A total of 27 participants with MCI were involved in the research. Follow-up at a mean of three years revealed that 18 MCI patients had progressed to dementia. Subjects with higher uptake of C-11 PiB and normal distribution of C-11 dihydotetrabenazine were considered to have Alzheimer’s dementia. Those with lower striatal C-11 dihydotetrabenazine uptake were classifed LBD. Finally, those with normal binding of both biomarkers were labeled FTD. Results of PET imaging revealed 18 subjects with Alzheimer’s pathology, seven with signs of FTD and two patients with the neural characteristics of LBD. For each subtype of MCI, about two-thirds developed dementia. A model for classifying types of MCI could improve the quality of future clinical trials, according to researchers.

“Accurate, pathologically based classification of MCI subjects would facilitate enrollment of more homogeneous subject populations and also increase statistical power in disease-modifying trials,” wrote Albin et al. “Amyloid imaging and nigrostriatal dopamine terminal imaging are well validated by postmortem studies as biomarkers for cerebral beta-amyloid deposition and LBD.”

The researchers listed several caveats. Risk of misclassifcation was a potential for FTD, which also can present striatal denervation.
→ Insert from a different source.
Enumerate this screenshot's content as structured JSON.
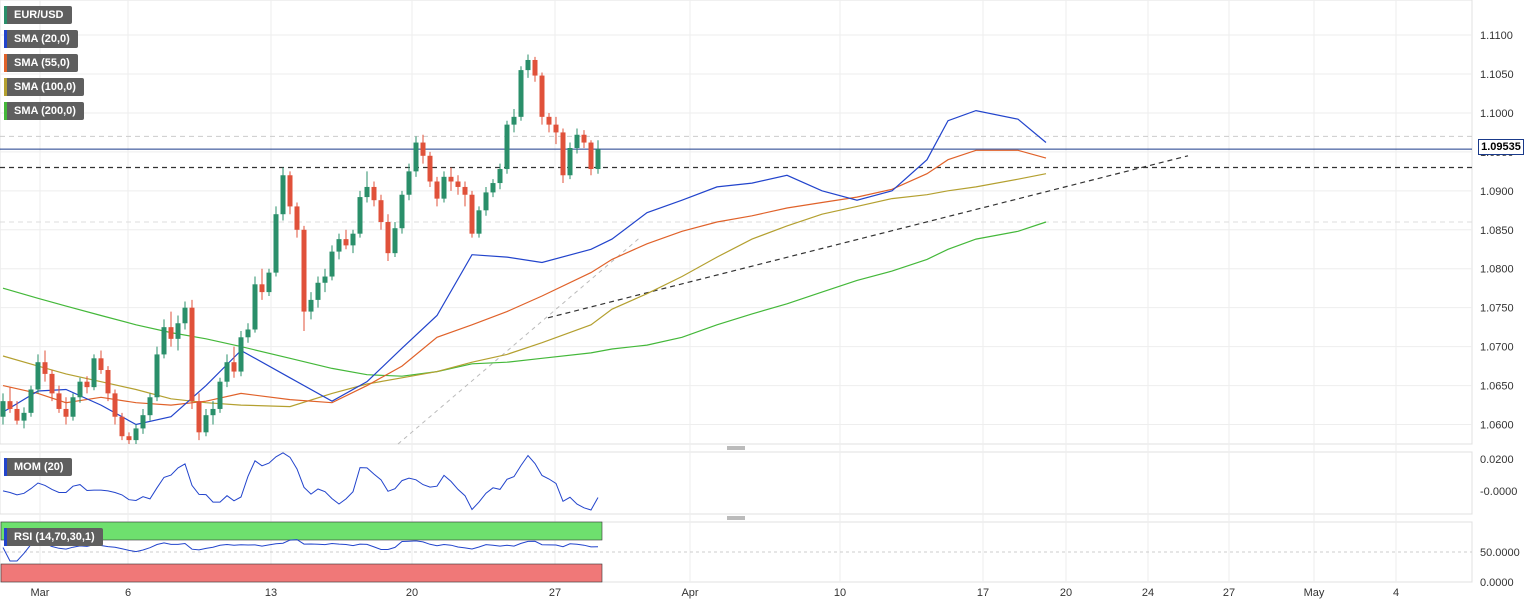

Vascular disease and tau formations can lead to FTD, which this technique would not indicate. Therefore, FTD-specific ligands would improve classification for this subtype.

“Although conventional, this classification approach inevitably obscures some of the complexities of overlapping pathologies contributing to the clinical features of dementing illnesses,” the researchers added. “Some FTD cases, for example, notably those associated with tau mutations, exhibit significant parkinsonism and loss of nigrostriatal neurons.”

Another issue was the potential for those with LBD pathology to experience quick progression of striatal dopaminergic innervation when converting to full onset dementia.

“This finding raises the interesting possibility that dopamine terminal PET or SPECT imaging, although generally thought to be useful in establishing a diagnosis of LBD in individuals in established dementia, may be insensitive in precursor states like MCI,” the authors wrote. “Larger prospective studies are required to address this question.”